The impact of non-profits on China
NPOs, or non-profit organizations, have peppered our English vernacular for over 40 years. Before that, Americans tossed around phrases like “social justice” and “do good.” Now, in these modern times, China is making social change by adapting laws to benefit, protect and bolster non-profits.
Just as in America, these non-profits run the gambit of who they help. Some Chinese non-profits have very similar missions to their US counterparts, such as Chinese Red Cross, OperationSmile (medical assistance to children with cleft palates) and Teach for China (like our Teach for America). There are even non-profits designed to bridge relationships between China and the US.

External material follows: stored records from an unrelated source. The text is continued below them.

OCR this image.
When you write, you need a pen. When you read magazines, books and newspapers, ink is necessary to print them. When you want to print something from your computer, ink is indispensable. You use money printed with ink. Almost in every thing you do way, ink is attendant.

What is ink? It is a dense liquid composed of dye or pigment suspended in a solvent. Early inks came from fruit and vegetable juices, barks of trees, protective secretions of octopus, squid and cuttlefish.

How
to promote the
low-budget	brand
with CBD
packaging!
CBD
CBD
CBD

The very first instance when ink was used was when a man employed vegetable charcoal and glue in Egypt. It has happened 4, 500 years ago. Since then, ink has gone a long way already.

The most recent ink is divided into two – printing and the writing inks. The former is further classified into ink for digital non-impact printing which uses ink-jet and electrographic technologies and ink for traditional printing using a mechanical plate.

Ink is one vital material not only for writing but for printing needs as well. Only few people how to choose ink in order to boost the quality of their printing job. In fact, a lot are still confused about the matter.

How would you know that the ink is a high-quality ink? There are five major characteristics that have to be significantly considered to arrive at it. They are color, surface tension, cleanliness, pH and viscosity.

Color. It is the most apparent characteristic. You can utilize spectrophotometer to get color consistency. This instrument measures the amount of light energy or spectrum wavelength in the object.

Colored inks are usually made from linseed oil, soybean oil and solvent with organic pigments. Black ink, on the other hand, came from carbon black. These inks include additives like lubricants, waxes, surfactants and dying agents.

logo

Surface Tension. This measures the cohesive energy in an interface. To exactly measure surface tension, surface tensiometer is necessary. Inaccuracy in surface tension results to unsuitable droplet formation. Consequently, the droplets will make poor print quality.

Why the surge of NPOs in China?
A friend of mine bluntly asked, “China seemed like a very progressive country, with men and women being equal during and after the cultural revolution. Why do they have such a surge of non-profits?”
I remind him that NPOs don’t just help to accelerate gender-issue change, but also spearhead causes for rights of the disabled or the economically disadvantaged. With the increase of the socio-economic gap between China’s haves and havenots, there exists, now more than ever, a concerted effort to raise the living and educational standards of the poor and disenfranchised.
The opportunities for businesses
From a business perspective, I see a great opportunity to help others while building new revenue streams. Many of the Chinese NPOs are “importing” Executive Directors or those who can help guide the fledgling non-profits as they emulate the Western model.
As with any new endeavor, non-profits locally and abroad need business services to make them stand out and to be more efficient. Things like website design, HR management, grant writing, etc. are others ways for East and West to meet. With the creation of new non-profits, it’s in the best interest of US service providers to expand their nets to not only capture new clients and revenue, but also to aid the growing Chinese NPO movement.
Two key takeaways
- These newly formed non profits offer other ways to get involved in conducting business in China.
- Keep in mind that China is growing and changing, as such new concepts of philanthropy and social responsibility will emerge.